Nepal Army spokesperson Santosh Ballave Poudel on Monday “quote-tweeted” the @NepalFactCheck’s tweet and posted the link of the full statement of the Army chief, in a bid to clear the air that General Thapa had not said anything regarding the prime minister.
General Thapa’s meeting with Chief Justice Rana took place just hours after Poudel’s tweet.
The former brigadier general told the Post that the Army chief’s meeting with the chief justice at a time when political speculations are rife does not help the institutions and rather damages their reputation and image.
Earlier in December, Prime Minister Oli and Chief Justice Rana’s candid conversation, in full public view, during the inauguration of the new building of the Office of the Attorney General too had drawn a lot of attention and criticism, as the House dissolution move was already sub-judice at the court.
Analysts say by meeting the chief justice on Monday, the army chief has provided enough grounds for the people to speculate if something is indeed cooking. It cannot be ruled out that the Army chief met the chief justice on behalf of Prime Minister Oli, according to them.
“The meeting is mysterious and it’s meaningful,” said Geja Sharma Wagle, a commentator on political and security issues. “This meeting has come all of a sudden. This has raised so many questions.”
According to Wagle, the Nepal Army suddenly seems to have been quite active, albeit quietly, of late.
“This meeting between the Army chief and the chief justice is quite unusual. This is not the right time [for the Army chief] to hold a meeting with the chief justice who is leading a bench that has to pass a landmark verdict in a few days,” Wagle told the Post. “Why would the army chief go all the way to the Supreme Court to meet with the chief justice just to discuss an issue that is related to a piece of land?”
The land in question earlier belonged to the Nepal Army and it is situated on the southern side of the Supreme Court, within Singha Durbar.
It was supposed to be handed over to the Supreme Court in 2010, when Chhatra Man Singh Gurung was the Army chief, after a Supreme Court’s verdict in 2008.
The Sushil Koirala-led government in 2014-15, through a Cabinet decision, had formally handed over the land to the Supreme Court. The Army had its cavalry in that piece of land. During Rajendra Chettri’s tenure as the Army chief, the cavalry was shifted from Singha Durbar to Narayanhiti Palace.
Brigadier General Poudel, the Army spokesperson, said Chief Justice Rana had invited General Thapa to discuss some land-related issues.
“Discussion focused on vacating around nine ropanis of land for the Supreme Court for its expansion plan,” Poudel told the Post. “The meeting was not related to politics. The Nepal Army is committed to the constitution and it is well aware of its mandate.”
A court official also said that the meeting revolved around the land issue.

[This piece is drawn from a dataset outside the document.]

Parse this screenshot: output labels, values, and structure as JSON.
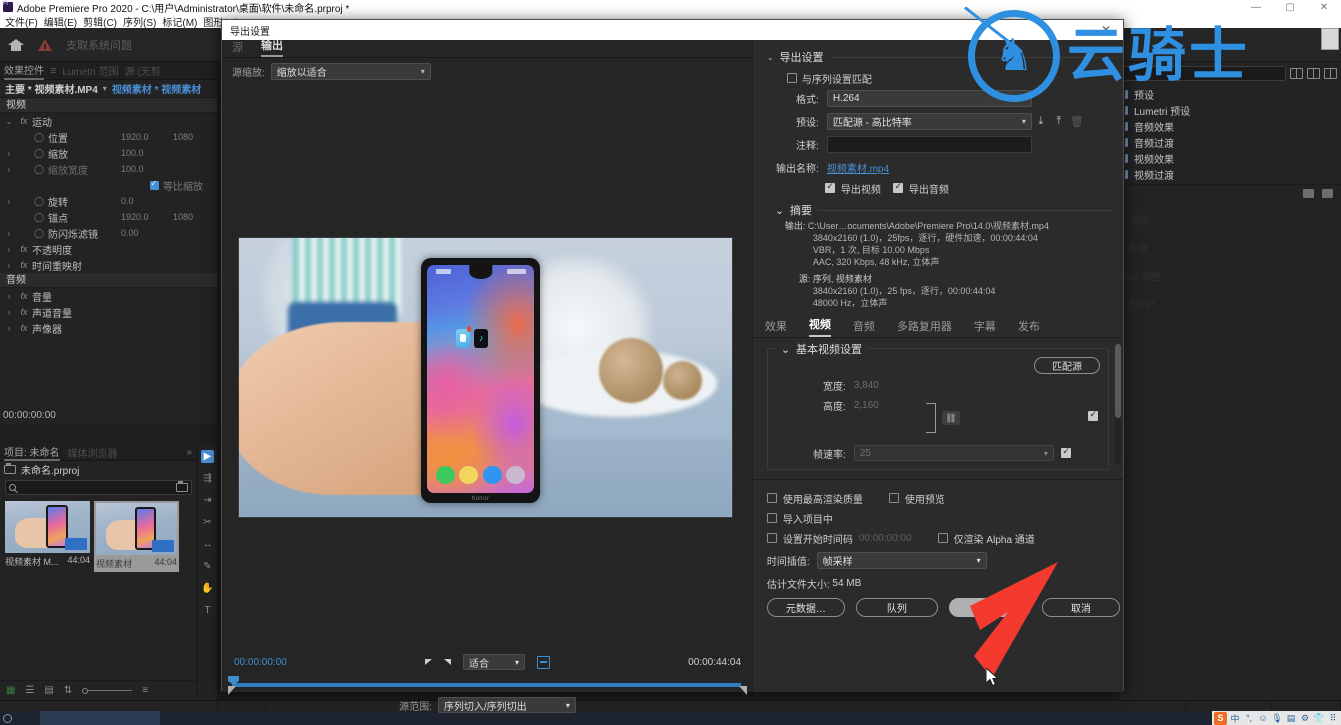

“The chief justice had invited the Army chief to request him to vacate the land that was previously owned by the national defence force,” said a senior official at the Supreme Court asking not to be named. “The chief justice wanted to discuss the matter with the Army chief so that the issue could be sorted out at the earliest.”
But there’s more to it than meets the eye, according to leaders of the Dahal-Nepal faction who allege that Oli has been working in collusion with some top key officials.

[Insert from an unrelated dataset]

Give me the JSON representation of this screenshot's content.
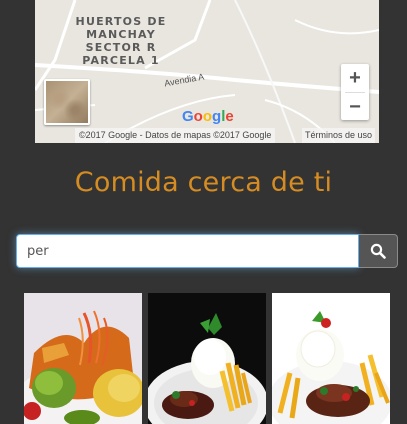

“Everyone must have noticed that Oli’s tone has changed lately,” said a leader of the Dahal-Nepal faction. “He appeared to be on the defensive but he was issuing veiled threats that his politics won’t be over even if the Parliament were restored, creating unease among political and security circles.”

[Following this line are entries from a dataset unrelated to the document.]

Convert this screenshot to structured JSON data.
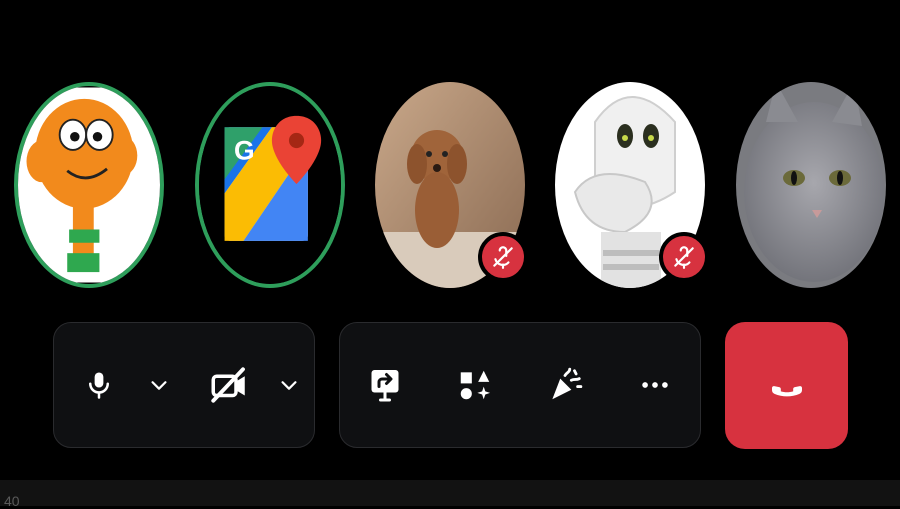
{
  "participants": [
    {
      "id": "p1",
      "avatar": "cartoon-orange-fish",
      "speaking_ring": true,
      "muted": false
    },
    {
      "id": "p2",
      "avatar": "map-pin-logo",
      "speaking_ring": true,
      "muted": false
    },
    {
      "id": "p3",
      "avatar": "poodle-photo",
      "speaking_ring": false,
      "muted": true,
      "status_icon": "mic-off-icon"
    },
    {
      "id": "p4",
      "avatar": "white-plush-figure",
      "speaking_ring": false,
      "muted": true,
      "status_icon": "mic-off-icon"
    },
    {
      "id": "p5",
      "avatar": "grey-cat-photo",
      "speaking_ring": false,
      "muted": false
    }
  ],
  "toolbar": {
    "media_controls": [
      "microphone-icon",
      "chevron-down-icon",
      "camera-off-icon",
      "chevron-down-icon"
    ],
    "actions": [
      "share-screen-icon",
      "effects-icon",
      "reactions-icon",
      "more-icon"
    ],
    "end_call": "end-call-icon"
  },
  "bottom_bar": {
    "text": "40"
  },
  "colors": {
    "background": "#000000",
    "speaking_ring": "#2e9e5b",
    "danger": "#d7323f",
    "toolbar_bg": "#0f1012",
    "icon": "#ffffff"
  }
}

Another leader of the Dahal-Nepal faction refused to comment on the meeting between the Army chief and chief justice.
“We do not want to comment on a meeting between the heads of the two institutions,” said the leader. “But if the meeting is politically motivated and has a political message, then it is serious.”
Subas Nembang, a senior Nepal Communist Party leader and a close aide to Oli, however, expressed unawareness about the meeting.
“And even if the Army chief had a meeting with the chief justice, it was not at the direction of the prime minister,” Nembang told the Post, asking not to make speculations of any sort. “Yes, the prime minister has said on different occasions that the House won’t be reinstated and I have full trust in him.”
According to Nembang, that the prime minister made a statement on holding agitation if the House is reinstated is over-exaggerated.
“He meant to say that our struggle as a communist party will continue,” he said.